Foreclosure or Short Sale ?

Unemployed? Laid Off? Missing Mortgage Payments? Need Help? Foreclosure or Short Sale? 

Don't Know What to Do?

Should I Walk Away? Should I Pay my Mortgage? What if I Don't Pay?  Need Help? It’s Not Too Late!

Wondering what a homeowner should expect when payments are missed? The most important thing to know is that no matter what stage of default a homeowner is in, there is almost always a way to avoid foreclosure. That being said, the quicker a homeowner does something about the situation, the less challenging it will be to resolve.

First, here’s what a distressed homeowner should expect to happen when payments are missed:

30 Days Late: The lender will attempt phone contact or send a notice in the mail.

60 Days Late: The lender will attempt to make contact by phone and follow up with another letter in the mail.

90 Days Late: The lender will send a letter demanding all past due amounts within 30 days and start the foreclosure process.

120 Days or More Late: The lender’s attorneys will take over and the homeowner will be responsible for their fees in addition to missed mortgage payments and the loan amount due.

Not late yet, but about to be?

Homeowners that are not late but foresee missing payments should communicate this to their lenders as soon as possible. In the past, many banks wouldn’t work with homeowners unless they were one or more payments behind. In light of the mortgage crisis, most lenders who would rather take a proactive stance and decrease their loan losses. They are more willing than ever to work with homeowners to avoid being late.

If you are visiting my website, you or someone you care about may miss mortgage payments in the near future. I can help navigate the process and put you back on a path to financial stability. Contact me today and alleviate the stress that comes with unaffordable mortgage payments.

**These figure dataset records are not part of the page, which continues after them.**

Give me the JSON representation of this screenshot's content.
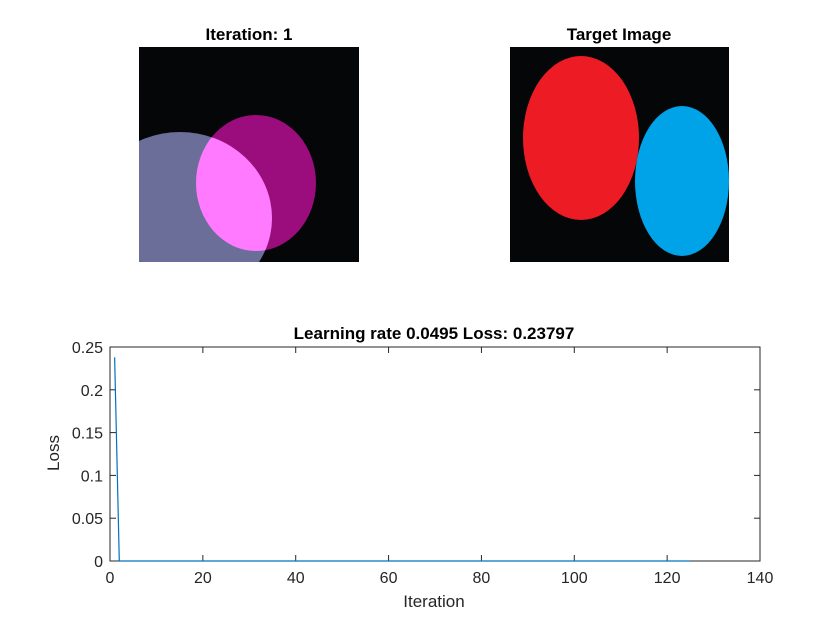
{
  "figure": {
    "background": "#ffffff"
  },
  "panels": {
    "current": {
      "title": "Iteration: 1",
      "background": "#050608",
      "shapes": [
        {
          "name": "ellipse-purple-magenta",
          "color": "#9b0c7c"
        },
        {
          "name": "ellipse-slate-blue",
          "color": "#6a6e98"
        },
        {
          "name": "ellipse-overlap-pink",
          "color": "#ff7afe"
        }
      ]
    },
    "target": {
      "title": "Target Image",
      "background": "#050608",
      "shapes": [
        {
          "name": "ellipse-red",
          "color": "#ed1c24"
        },
        {
          "name": "ellipse-blue",
          "color": "#00a2e8"
        }
      ]
    }
  },
  "chart_data": {
    "type": "line",
    "title": "Learning rate 0.0495  Loss: 0.23797",
    "xlabel": "Iteration",
    "ylabel": "Loss",
    "xlim": [
      0,
      140
    ],
    "ylim": [
      0,
      0.25
    ],
    "xticks": [
      0,
      20,
      40,
      60,
      80,
      100,
      120,
      140
    ],
    "xtick_labels": [
      "0",
      "20",
      "40",
      "60",
      "80",
      "100",
      "120",
      "140"
    ],
    "yticks": [
      0,
      0.05,
      0.1,
      0.15,
      0.2,
      0.25
    ],
    "ytick_labels": [
      "0",
      "0.05",
      "0.1",
      "0.15",
      "0.2",
      "0.25"
    ],
    "grid": false,
    "box": true,
    "line_color": "#0072bd",
    "series": [
      {
        "x": [
          1,
          2,
          125
        ],
        "y": [
          0.23797,
          0,
          0
        ]
      }
    ]
  }
}
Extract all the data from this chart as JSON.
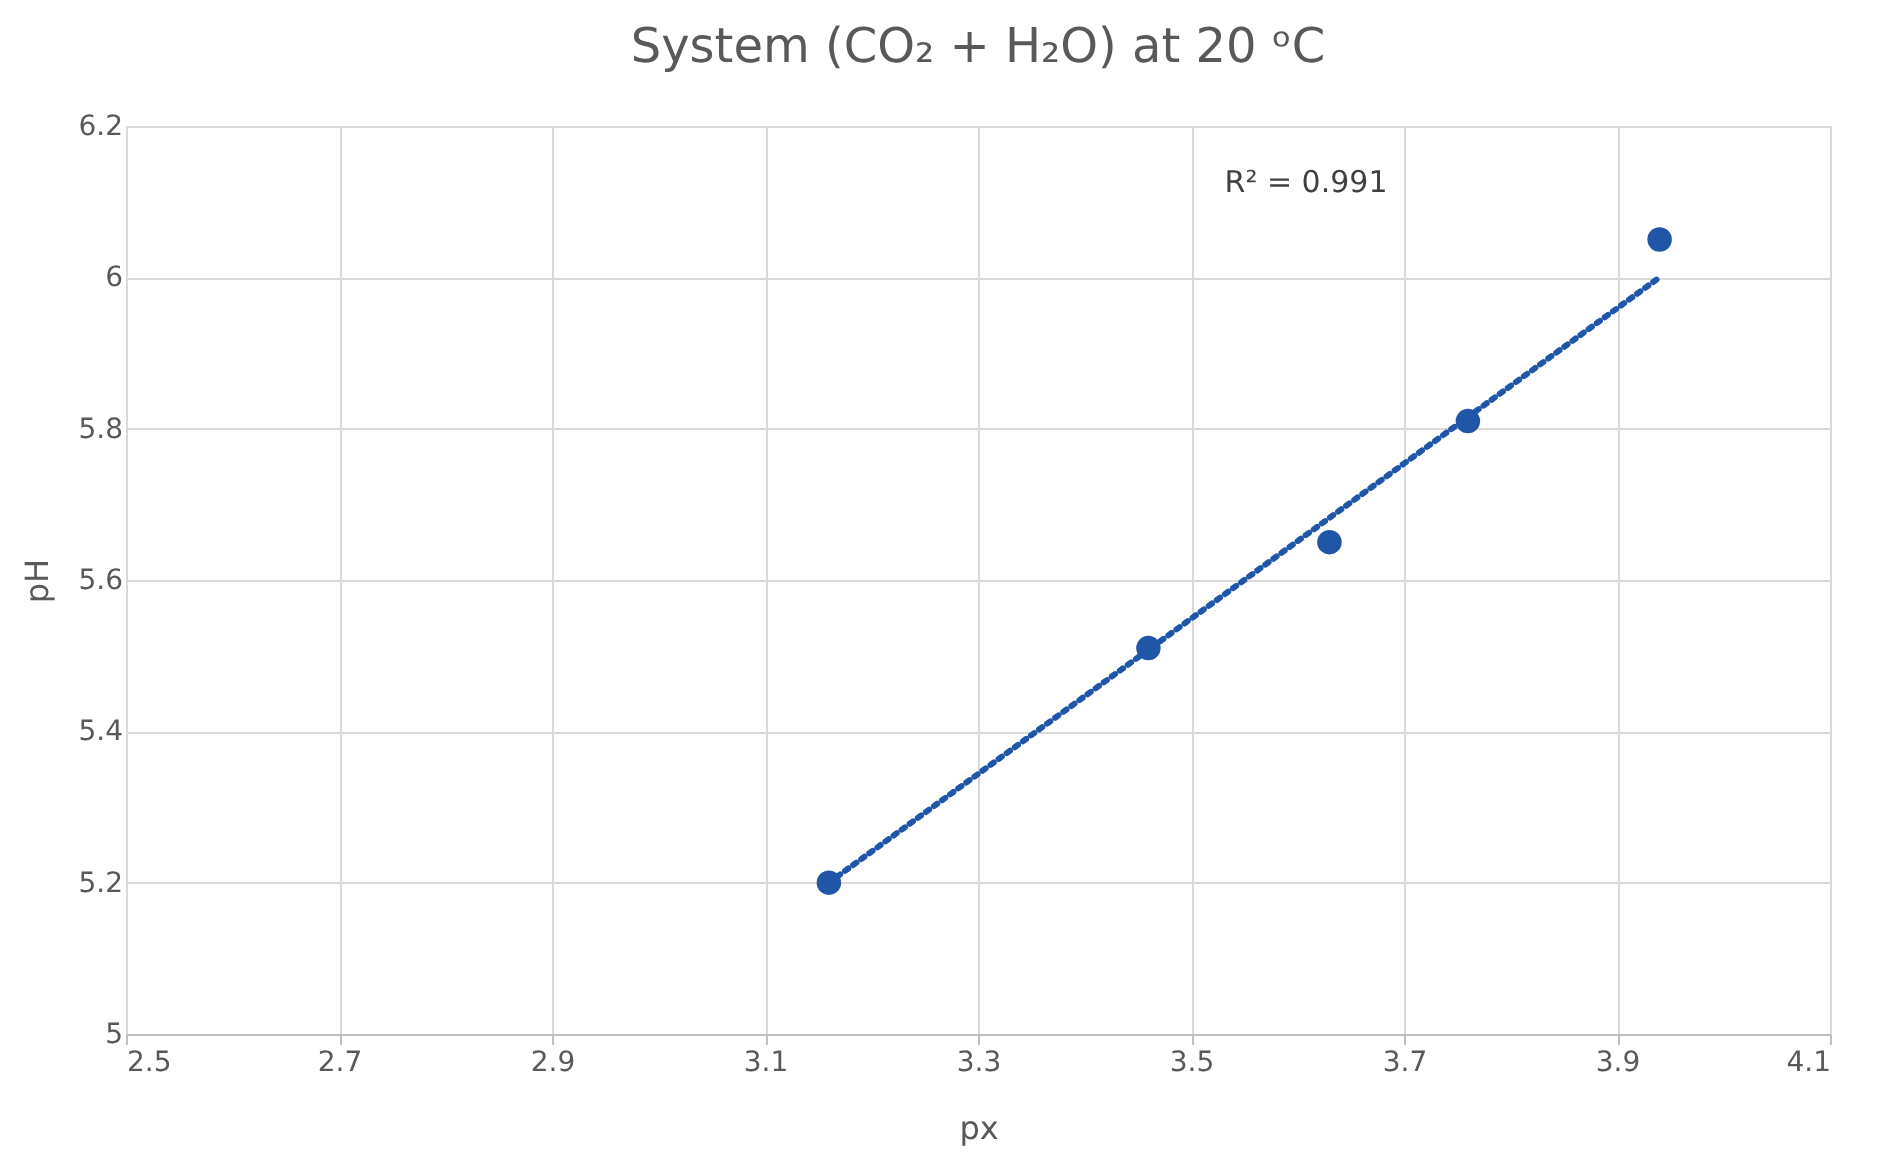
{
  "chart_data": {
    "type": "scatter",
    "title": "System (CO₂ + H₂O) at 20 ᵒC",
    "xlabel": "px",
    "ylabel": "pH",
    "xlim": [
      2.5,
      4.1
    ],
    "xticks": [
      2.5,
      2.7,
      2.9,
      3.1,
      3.3,
      3.5,
      3.7,
      3.9,
      4.1
    ],
    "ylim": [
      5,
      6.2
    ],
    "yticks": [
      5,
      5.2,
      5.4,
      5.6,
      5.8,
      6,
      6.2
    ],
    "grid": true,
    "marker": "circle",
    "annotations": [
      "R² = 0.991"
    ],
    "series": [
      {
        "color": "#1f56a8",
        "x": [
          3.16,
          3.46,
          3.63,
          3.76,
          3.94
        ],
        "values": [
          5.2,
          5.51,
          5.65,
          5.81,
          6.05
        ]
      },
      {
        "type": "line",
        "color": "#1f56a8",
        "line_style": "dotted",
        "marker": "none",
        "x": [
          3.16,
          3.94
        ],
        "values": [
          5.2,
          6.0
        ]
      }
    ]
  }
}
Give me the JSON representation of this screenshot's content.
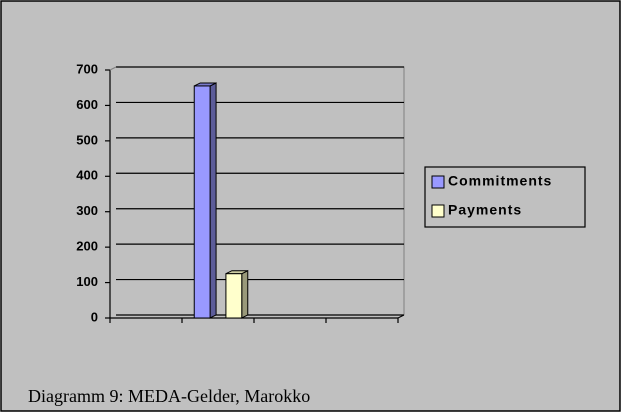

Short Sale or Foreclosure?

You make the call!

I get the question from people all the time: short sale or foreclosure, which is the better option? My knee-jerk reaction is always “Are you kidding? Short sale, of course!” This has been mostly because I was always under the impression that a short sale, although still a ding on your credit, was gentler on the score than a foreclosure.

But according to a recent blog post by FICO Banking Analytics, there is no real difference in the affect a short sale or a foreclosure has on your credit score. Both the impact in points and the time to fully recover is about the same for both events.

This put me in a precarious situation. All this time I had lauded the short sale as vastly superior to foreclosure, largely because of its less adverse affects on credit. So I was forced to do further research into which was the better option. In doing so I learned about benefits of a short sale I wasn’t even aware of, and found that the FICO blog was way off.

Each borrower’s credit situation is different, and the way that a creditor reports a short sale to bureaus is different. The reality is that hundreds of thousands of distressed homeowners who have chosen a short sale have experienced a lesser impact on their credit than those who have chosen foreclosure.

In a short sale, a distressed homeowner may be able to obtain another mortgage sooner than someone who has a foreclosure on his or her record. Also, more and more employers pull credit before hiring a potential employee, and a foreclosure can keep you from getting a job.  Some employers pull credit reports on existing employees, and a foreclosure may not bode well in certain industries.

These benefits stacked against the negatives of foreclosure, including the embarrassment of public announcement and literally being kicked out of your home, make, in my opinion, short sale the reigning champion.